Reviews

Edmund Berrigan’s Can It!

Berrigan - Cover.inddCan It!
by Edmund Berrigan
Letter Machine Editions, 2013
169 pages/ $15  Buy from Letter Machine Editions or SPD

 

 

 

 

 

 

 

The first time that I read the title of Edmund Berrigan’s bold book Can It!, I misread the words as a syntactical anomaly. The words seemed to combine a common inquiry (“can it . . .?”) with aggressive, declarative punctuation. This removed the deferential, cautious quality from Can It!, while adding an insistence that did not negate the underlying doubt; Can It! was a juxtaposition of the curious and the angry and a coexistence of blunt assertion and self-reflexive wonder.

Far from being an error, my misreading of Berrigan’s title served as an avenue into the text, which embodies many of the same concerns as the near-paradoxical titular wording. Can It! is at once an intimate and touching memoir of Edmund as a child and a young man as he experiences the death of his father Ted Berrigan, the later death of his stepfather Doug, and lives as a growing artist in New York City. Can It! is also a fully realized post-Language-School work, sections of which strive to tear apart Berrigan’s established personae and voices, and a playful tribute to the avant-garde surrealist aesthetic that was ushered into America nearly a century ago (and which seems to be experiencing a contemporary renaissance). These styles and traditions jumble together from section to section and form a whole that is rife with Whitman-esque contradictions and pleasantly revels in its inability to be pinned down in genre or intent.

Berrigan’s ability to create pathos while deftly narrating personal development is displayed in a diary entry dated “8/6” (the year is not specified) within the “San Francisco Diary” section:

I called it off with Anne-Marie today. She’s a really nice
person, maybe too nice for where I’m at right now. I feel a
certain amount of darkness, I guess, and I need to feel it back.
I also feel like I should have had a real and long relationship
with someone by now, but something always gets in the way.
Me. I’m continuously chasing my tail for no good reason (39).

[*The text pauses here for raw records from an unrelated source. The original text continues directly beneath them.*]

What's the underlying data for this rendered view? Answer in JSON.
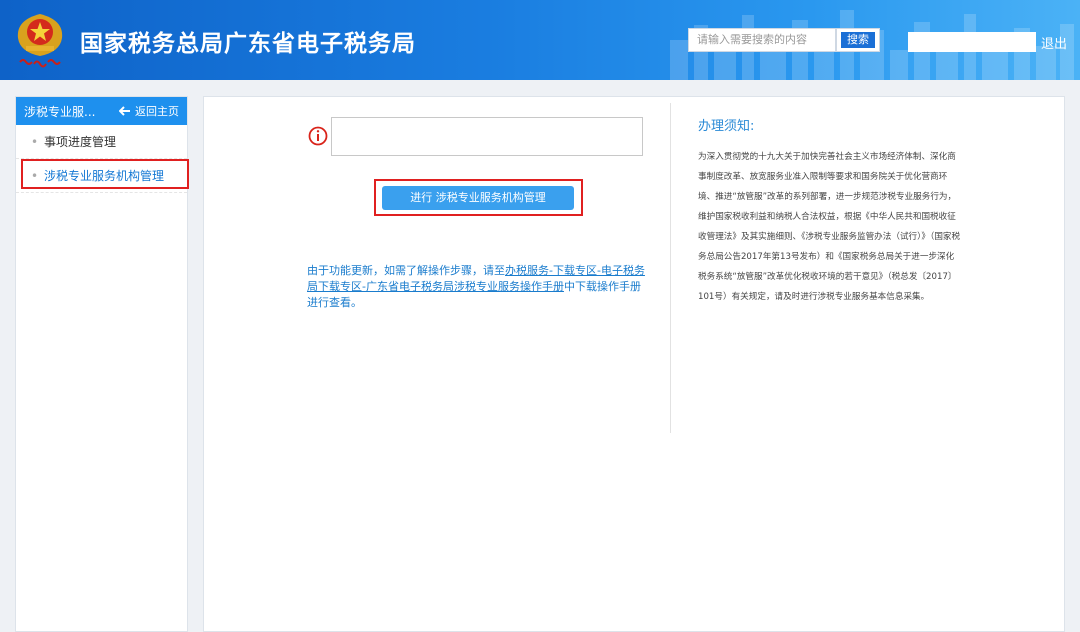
{
  "header": {
    "title": "国家税务总局广东省电子税务局",
    "search_placeholder": "请输入需要搜索的内容",
    "search_button": "搜索",
    "logout": "退出"
  },
  "sidebar": {
    "title": "涉税专业服...",
    "back_label": "返回主页",
    "items": [
      {
        "label": "事项进度管理",
        "active": false
      },
      {
        "label": "涉税专业服务机构管理",
        "active": true
      }
    ]
  },
  "main": {
    "action_button": "进行 涉税专业服务机构管理",
    "notice_prefix": "由于功能更新，如需了解操作步骤，请至",
    "notice_link": "办税服务-下载专区-电子税务局下载专区-广东省电子税务局涉税专业服务操作手册",
    "notice_suffix": "中下载操作手册进行查看。",
    "tips_title": "办理须知:",
    "tips_body": "为深入贯彻党的十九大关于加快完善社会主义市场经济体制、深化商事制度改革、放宽服务业准入限制等要求和国务院关于优化营商环境、推进“放管服”改革的系列部署，进一步规范涉税专业服务行为，维护国家税收利益和纳税人合法权益，根据《中华人民共和国税收征收管理法》及其实施细则、《涉税专业服务监管办法（试行）》（国家税务总局公告2017年第13号发布）和《国家税务总局关于进一步深化税务系统“放管服”改革优化税收环境的若干意见》（税总发〔2017〕101号）有关规定，请及时进行涉税专业服务基本信息采集。"
  },
  "colors": {
    "header_blue": "#1a7de0",
    "accent": "#1e90ee",
    "highlight_red": "#e02020",
    "link_blue": "#1a7ccd"
  },
  "icons": [
    "tax-emblem-logo",
    "back-arrow-icon",
    "info-icon"
  ]
}
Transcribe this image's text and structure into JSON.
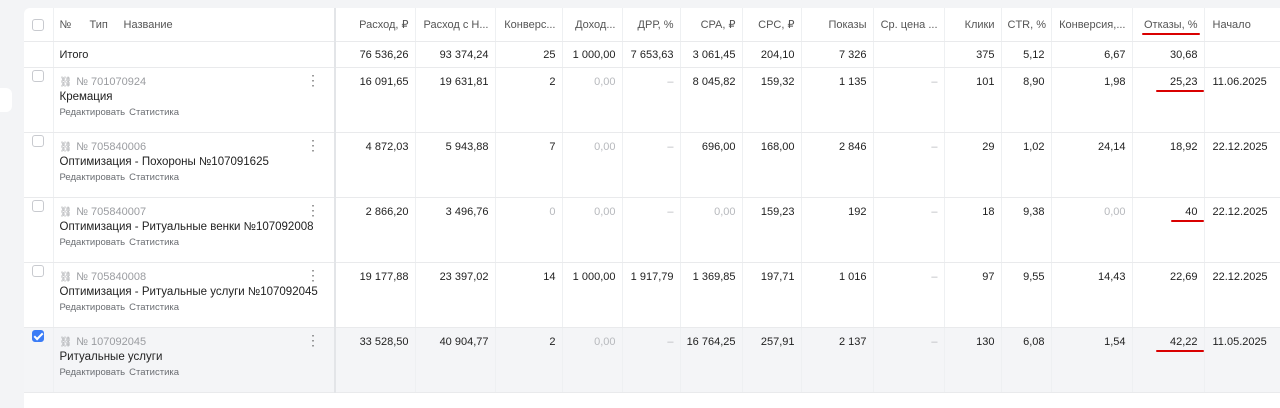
{
  "header": {
    "num": "№",
    "type": "Тип",
    "name": "Название",
    "columns": [
      "Расход, ₽",
      "Расход с Н...",
      "Конверс...",
      "Доход...",
      "ДРР, %",
      "CPA, ₽",
      "CPC, ₽",
      "Показы",
      "Ср. цена ...",
      "Клики",
      "CTR, %",
      "Конверсия,...",
      "Отказы, %",
      "Начало"
    ]
  },
  "total": {
    "label": "Итого",
    "values": [
      "76 536,26",
      "93 374,24",
      "25",
      "1 000,00",
      "7 653,63",
      "3 061,45",
      "204,10",
      "7 326",
      "",
      "375",
      "5,12",
      "6,67",
      "30,68",
      ""
    ]
  },
  "actions": {
    "edit": "Редактировать",
    "stats": "Статистика"
  },
  "rows": [
    {
      "id": "№ 701070924",
      "name": "Кремация",
      "checked": false,
      "values": [
        "16 091,65",
        "19 631,81",
        "2",
        "0,00",
        "–",
        "8 045,82",
        "159,32",
        "1 135",
        "–",
        "101",
        "8,90",
        "1,98",
        "25,23",
        "11.06.2025"
      ]
    },
    {
      "id": "№ 705840006",
      "name": "Оптимизация - Похороны №107091625",
      "checked": false,
      "values": [
        "4 872,03",
        "5 943,88",
        "7",
        "0,00",
        "–",
        "696,00",
        "168,00",
        "2 846",
        "–",
        "29",
        "1,02",
        "24,14",
        "18,92",
        "22.12.2025"
      ]
    },
    {
      "id": "№ 705840007",
      "name": "Оптимизация - Ритуальные венки №107092008",
      "checked": false,
      "values": [
        "2 866,20",
        "3 496,76",
        "0",
        "0,00",
        "–",
        "0,00",
        "159,23",
        "192",
        "–",
        "18",
        "9,38",
        "0,00",
        "40",
        "22.12.2025"
      ]
    },
    {
      "id": "№ 705840008",
      "name": "Оптимизация - Ритуальные услуги №107092045",
      "checked": false,
      "values": [
        "19 177,88",
        "23 397,02",
        "14",
        "1 000,00",
        "1 917,79",
        "1 369,85",
        "197,71",
        "1 016",
        "–",
        "97",
        "9,55",
        "14,43",
        "22,69",
        "22.12.2025"
      ]
    },
    {
      "id": "№ 107092045",
      "name": "Ритуальные услуги",
      "checked": true,
      "values": [
        "33 528,50",
        "40 904,77",
        "2",
        "0,00",
        "–",
        "16 764,25",
        "257,91",
        "2 137",
        "–",
        "130",
        "6,08",
        "1,54",
        "42,22",
        "11.05.2025"
      ]
    }
  ]
}
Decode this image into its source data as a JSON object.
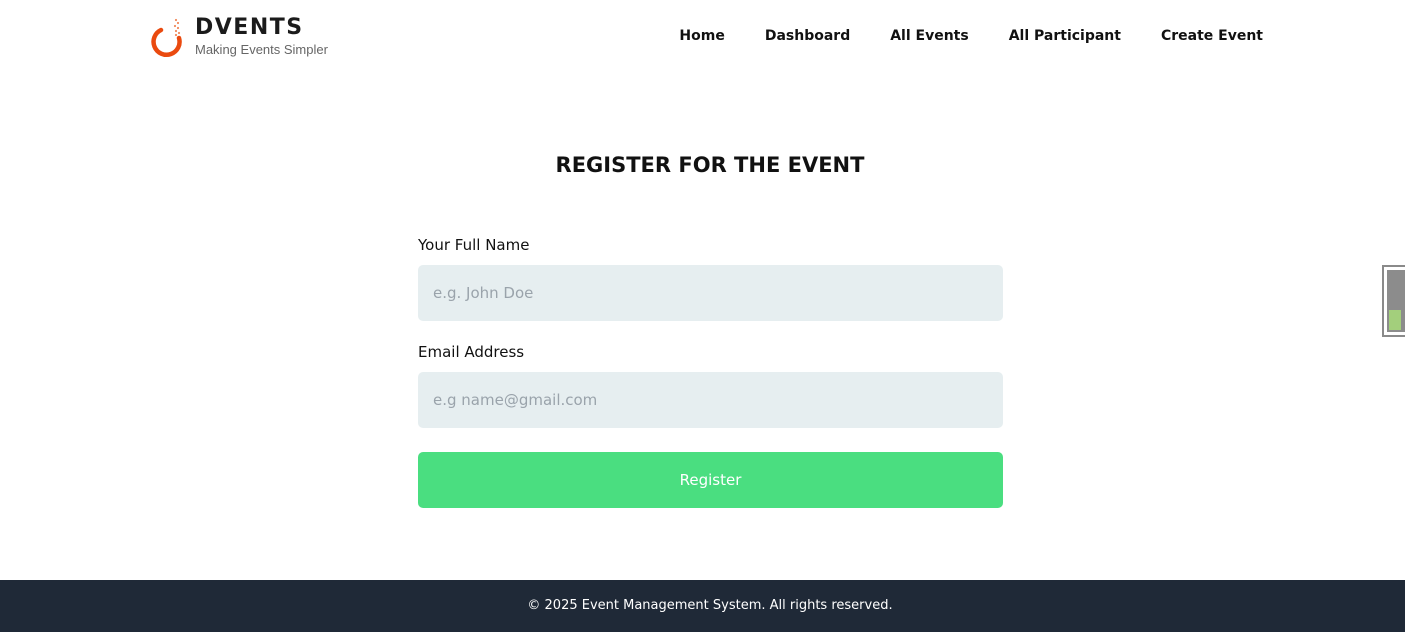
{
  "brand": {
    "name": "DVENTS",
    "tagline": "Making Events Simpler",
    "accent_color": "#ea4a0f",
    "icon": "dvents-logo-icon"
  },
  "nav": {
    "items": [
      {
        "label": "Home"
      },
      {
        "label": "Dashboard"
      },
      {
        "label": "All Events"
      },
      {
        "label": "All Participant"
      },
      {
        "label": "Create Event"
      }
    ]
  },
  "page": {
    "title": "REGISTER FOR THE EVENT"
  },
  "form": {
    "name_label": "Your Full Name",
    "name_value": "",
    "name_placeholder": "e.g. John Doe",
    "email_label": "Email Address",
    "email_value": "",
    "email_placeholder": "e.g name@gmail.com",
    "submit_label": "Register",
    "submit_color": "#4ade80",
    "input_background": "#e6eef0"
  },
  "footer": {
    "text": "© 2025 Event Management System. All rights reserved.",
    "background": "#1f2937"
  }
}
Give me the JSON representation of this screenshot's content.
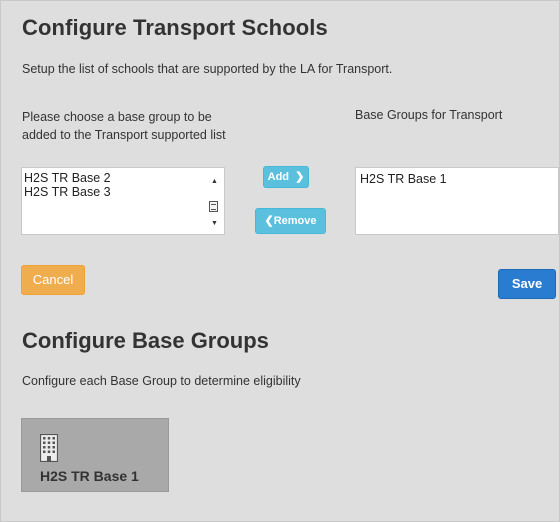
{
  "transport": {
    "title": "Configure Transport Schools",
    "description": "Setup the list of schools that are supported by the LA for Transport.",
    "choose_label": "Please choose a base group to be added to the Transport supported list",
    "available_items": [
      "H2S TR Base 2",
      "H2S TR Base 3"
    ],
    "selected_label": "Base Groups for Transport",
    "selected_items": [
      "H2S TR Base 1"
    ],
    "add_label": "Add",
    "add_icon": "chevron-right-icon",
    "remove_label": "Remove",
    "remove_icon": "chevron-left-icon",
    "cancel_label": "Cancel",
    "save_label": "Save"
  },
  "base_groups": {
    "title": "Configure Base Groups",
    "description": "Configure each Base Group to determine eligibility",
    "tiles": [
      {
        "label": "H2S TR Base 1",
        "icon": "building-icon"
      }
    ]
  },
  "colors": {
    "info_button": "#5bc0de",
    "warning_button": "#f0ad4e",
    "primary_button": "#2a7cd1",
    "panel_background": "#dedede",
    "tile_background": "#a9a9a9"
  }
}
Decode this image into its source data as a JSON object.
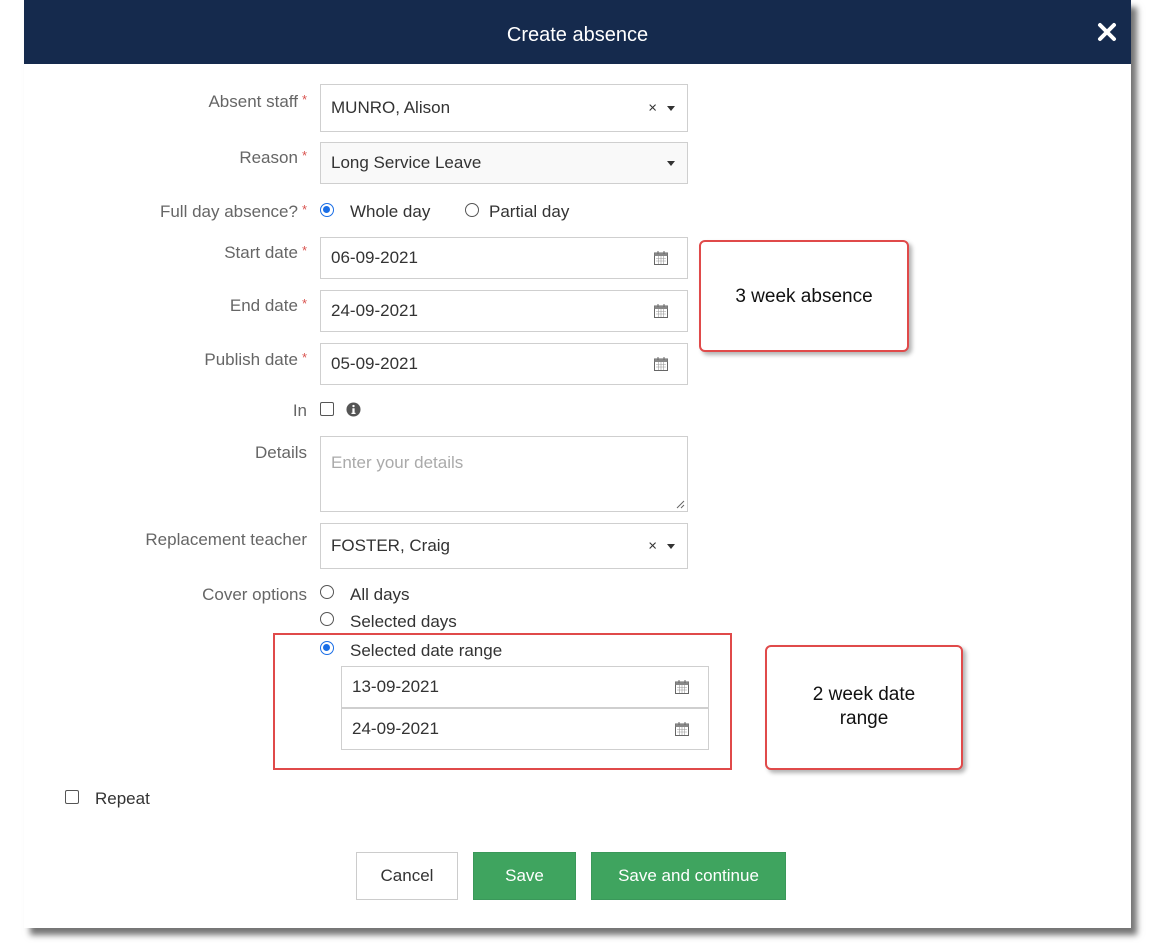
{
  "dialog": {
    "title": "Create absence",
    "close_icon": "close-icon"
  },
  "colors": {
    "header": "#152a4d",
    "required": "#d9534f",
    "primary": "#3fa45f",
    "radio": "#1a6ee6",
    "annotation": "#e04a4a"
  },
  "form": {
    "absent_staff": {
      "label": "Absent staff",
      "value": "MUNRO, Alison",
      "clear": "×"
    },
    "reason": {
      "label": "Reason",
      "value": "Long Service Leave"
    },
    "full_day": {
      "label": "Full day absence?",
      "options": [
        "Whole day",
        "Partial day"
      ],
      "selected": "Whole day"
    },
    "start_date": {
      "label": "Start date",
      "value": "06-09-2021"
    },
    "end_date": {
      "label": "End date",
      "value": "24-09-2021"
    },
    "publish_date": {
      "label": "Publish date",
      "value": "05-09-2021"
    },
    "in": {
      "label": "In",
      "checked": false
    },
    "details": {
      "label": "Details",
      "placeholder": "Enter your details"
    },
    "replacement": {
      "label": "Replacement teacher",
      "value": "FOSTER, Craig",
      "clear": "×"
    },
    "cover": {
      "label": "Cover options",
      "options": [
        "All days",
        "Selected days",
        "Selected date range"
      ],
      "selected": "Selected date range",
      "range_start": "13-09-2021",
      "range_end": "24-09-2021"
    },
    "repeat": {
      "label": "Repeat",
      "checked": false
    },
    "required_mark": "*"
  },
  "annotations": {
    "absence": "3 week absence",
    "range_line1": "2 week date",
    "range_line2": "range"
  },
  "buttons": {
    "cancel": "Cancel",
    "save": "Save",
    "save_continue": "Save and continue"
  }
}
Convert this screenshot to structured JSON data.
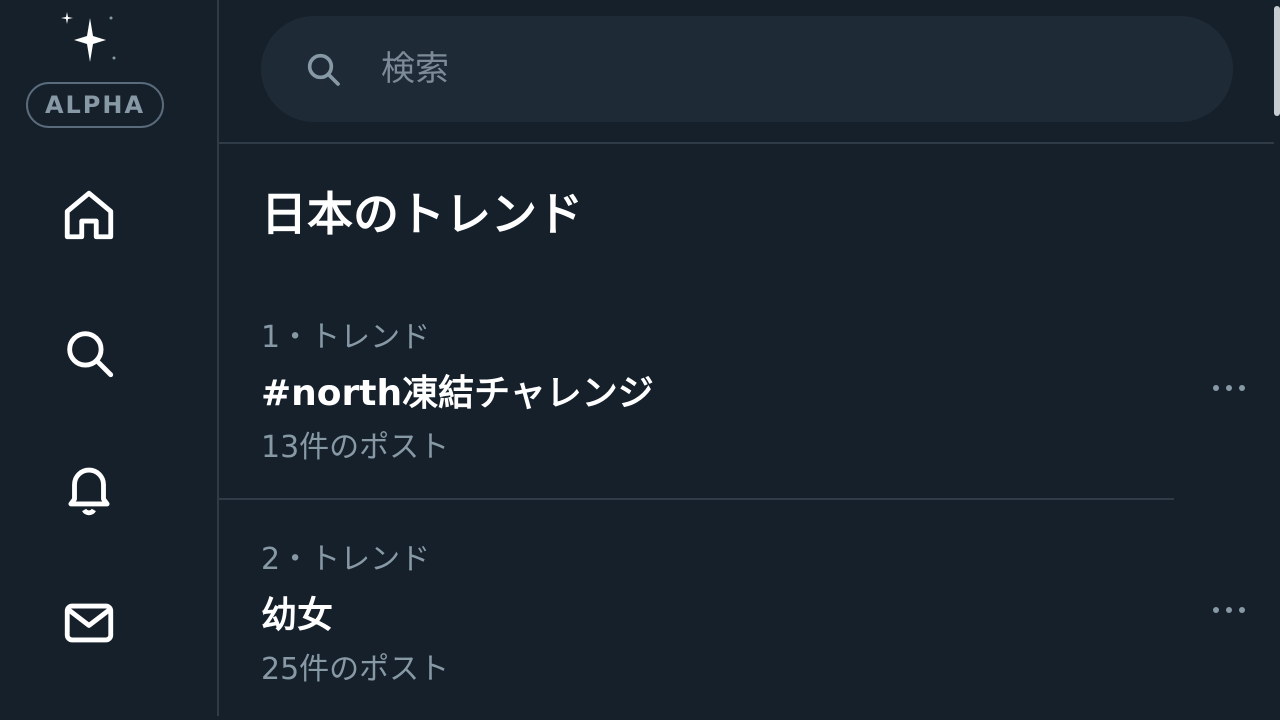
{
  "sidebar": {
    "badge": "ALPHA",
    "logo_icon": "sparkle-icon",
    "items": [
      {
        "icon": "home-icon"
      },
      {
        "icon": "search-icon"
      },
      {
        "icon": "bell-icon"
      },
      {
        "icon": "mail-icon"
      }
    ]
  },
  "search": {
    "placeholder": "検索",
    "icon": "search-icon"
  },
  "trends": {
    "title": "日本のトレンド",
    "items": [
      {
        "meta": "1・トレンド",
        "name": "#north凍結チャレンジ",
        "count": "13件のポスト"
      },
      {
        "meta": "2・トレンド",
        "name": "幼女",
        "count": "25件のポスト"
      }
    ]
  },
  "colors": {
    "background": "#15202b",
    "search_bg": "#1e2a36",
    "muted_text": "#8899a6",
    "divider": "#2f3b47"
  }
}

Compare the ostensible sincerity of that entry with one of Berrigan’s more Language-influenced passages:

Let’s pass folks around. Should old acquaintance be forgot. I
walked last night through another pity. Pity throughout the
submarine lumber. ⅓ pity throughout the submarine lumber.
⅔ bivouac in the community. ¾ angle on the burning sphere
of gases in space. ¼ halted vagabonds. I’ve been waltzing and
lambada through the community (29).

Throughout the recurrent instances of sections such as these, Berrigan weaves the notion of language’s flexible mutability—just as a book can trade one influence or style for another, so can swaps and surprises take place within language. Within many of the later poems of Can It!, the playful aspects of language are emphasized—predictable nouns are replaced with other nouns, whether childish or profound. Using a technique that pushes these sections towards the previously mentioned surrealism, Berrigan repeats bits of language (whether lines or phrases) throughout a prose section/poem, or even between two different poems. Such effects maintain the shifting affects of Berrigan’s work. In part 3 of the section “The Ball-Hallelujah Connection,” he writes:

Melty became the most hated artist in
Fork Spindle Divisions
for choosing the most mundane
subjects, melt using a mechanical device
to fraction sorrow so as to remove all human expression
from his work (115).

All of these literary gestures could be interpreted as little more than a retreading of well-worn postmodern ground—a polyphonic conflation of voices, a nod to the collage, a stylistic pastiche—but Berrigan’s compounding of discourses contain a freshness that indicates their use in Can It! is more than mere imitation or idle repetition. Catharsis is a primary implicit theme in Berrigan’s book—using artistic creation and experience to overcome grief and post-traumatic confusion—and the shifting styles help advance this concern. Rather than wallowing in indulgent, post-Confessional emotion, Berrigan’s writing leaps between the memoir, the post-Language, and the neo-Surreal to both temper and expand the cathartic and broadly psychological elements of Can It!. The book also ties mental preoccupations in with aesthetic concerns and the formation of identity: if the self is composed of multiple discourses and subjects, then multiple catharses may be necessary to satiate the psyche.

Can It! is a smartly crafted work that, while paying homage to personal artistic development and the trials and revelations that development brings, also embraces its own status as both memoir and literary obfuscation, intimate confession and playful distraction. In this, Berrigan confirms the strength of his imaginative craftsmanship and fulfills the goal that he set for himself in the book’s “Foreword”:

So I’ve been looking to make a book that . . . works as both a whole and as parts, that might be visited from any point like a memory, that doesn’t rely on classification for definition, that feels infinite but remains brief, that tells a whole story by showing a fragmented record. . . . For nothing is easier than to drive air through the heart of the enemy. (ii)

***

Connor Fisher was born in Albuquerque, New Mexico, and currently lives in Denver, Colorado. He has a MA in English Literature from the University of Denver and is working towards an MFA in Creative Writing—Poetry from the University of Colorado at Boulder.